Ces indignés ordinaires qui compliquent la vie des autorités
Article source de Lamouette écrit par Henri Moreigne
Ce sera incontestablement le slogan de l'année 2011 : "Indignez-vous". Une indignation Hesselienne très contagieuse puisque même les Etats-Unis, patrie du capitalisme, voient se lever des citoyens ordinaires pour dire pacifiquement "non" à une société à la dérive. Face à eux, les autorités peinent à trouver une parade sans tomber dans certains cas dans la violence comme aux Etats-Unis ou dans des procès ridicules comme en France.

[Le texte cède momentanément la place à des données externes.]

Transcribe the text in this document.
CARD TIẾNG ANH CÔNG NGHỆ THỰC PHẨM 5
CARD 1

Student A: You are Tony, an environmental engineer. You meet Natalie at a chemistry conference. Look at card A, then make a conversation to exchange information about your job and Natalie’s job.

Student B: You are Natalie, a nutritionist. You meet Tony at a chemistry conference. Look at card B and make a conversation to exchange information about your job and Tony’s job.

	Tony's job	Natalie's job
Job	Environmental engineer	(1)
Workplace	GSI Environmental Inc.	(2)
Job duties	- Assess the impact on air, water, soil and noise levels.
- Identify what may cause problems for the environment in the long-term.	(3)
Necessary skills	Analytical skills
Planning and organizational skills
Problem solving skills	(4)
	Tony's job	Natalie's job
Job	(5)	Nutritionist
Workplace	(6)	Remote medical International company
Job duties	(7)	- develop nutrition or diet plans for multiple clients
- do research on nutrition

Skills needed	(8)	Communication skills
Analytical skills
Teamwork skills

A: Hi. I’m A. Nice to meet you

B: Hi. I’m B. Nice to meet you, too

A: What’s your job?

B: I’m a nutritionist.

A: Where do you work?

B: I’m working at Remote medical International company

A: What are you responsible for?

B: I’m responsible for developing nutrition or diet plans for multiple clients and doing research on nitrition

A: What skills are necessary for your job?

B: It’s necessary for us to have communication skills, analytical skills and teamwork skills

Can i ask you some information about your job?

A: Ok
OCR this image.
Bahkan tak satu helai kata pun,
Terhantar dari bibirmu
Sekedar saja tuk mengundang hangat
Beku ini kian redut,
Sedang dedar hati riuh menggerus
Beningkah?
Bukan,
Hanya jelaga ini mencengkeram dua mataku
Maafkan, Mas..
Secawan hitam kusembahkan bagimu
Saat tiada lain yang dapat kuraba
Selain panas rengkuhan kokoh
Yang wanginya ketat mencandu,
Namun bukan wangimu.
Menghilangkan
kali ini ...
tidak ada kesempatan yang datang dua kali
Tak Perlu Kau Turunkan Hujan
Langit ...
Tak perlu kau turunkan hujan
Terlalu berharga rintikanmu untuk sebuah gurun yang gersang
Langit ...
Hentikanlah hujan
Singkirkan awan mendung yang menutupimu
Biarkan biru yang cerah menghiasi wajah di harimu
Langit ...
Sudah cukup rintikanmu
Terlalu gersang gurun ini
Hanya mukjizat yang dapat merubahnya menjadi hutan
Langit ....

Les américains et les banques, c'est une longue histoire mais, trop c'est trop. Sitôt le risque de collapsus passé, les grandes banques sont reparties de plus belle dans la course à tous les excès notamment les golden salaires pour une poignée de dirigeants ou de cadres. Des avantages largement financés par des frais exorbitants de gestion imposés aux clients. Face à cette situation "intolérable" les cousins indignés américains ont trouvé une parade pour régler leurs comptes avec les grands établissements financiers.
Pragmatiques, ils ont donc décidé d'attaquer là où ça fait mal. Des dizaines de milliers d'individus ont tout simplement décidé de clôturer leurs comptes dans les banques commerciales et d'aller voir ailleurs, de préférence des banques mutualistes et coopératives. Le 5 novembre dernier avait ainsi lieu le "Bank Transfert Day" (Journée du transfert de banque). Pour le seul mois d'octobre, plus de 650 000 comptes ont été ouverts, dans des banques coopératives censées donner la priorité au consommateur, et non à l'actionnaire et offrir des services bancaires moins chers. Seul bémol, elles offrent généralement moins de services.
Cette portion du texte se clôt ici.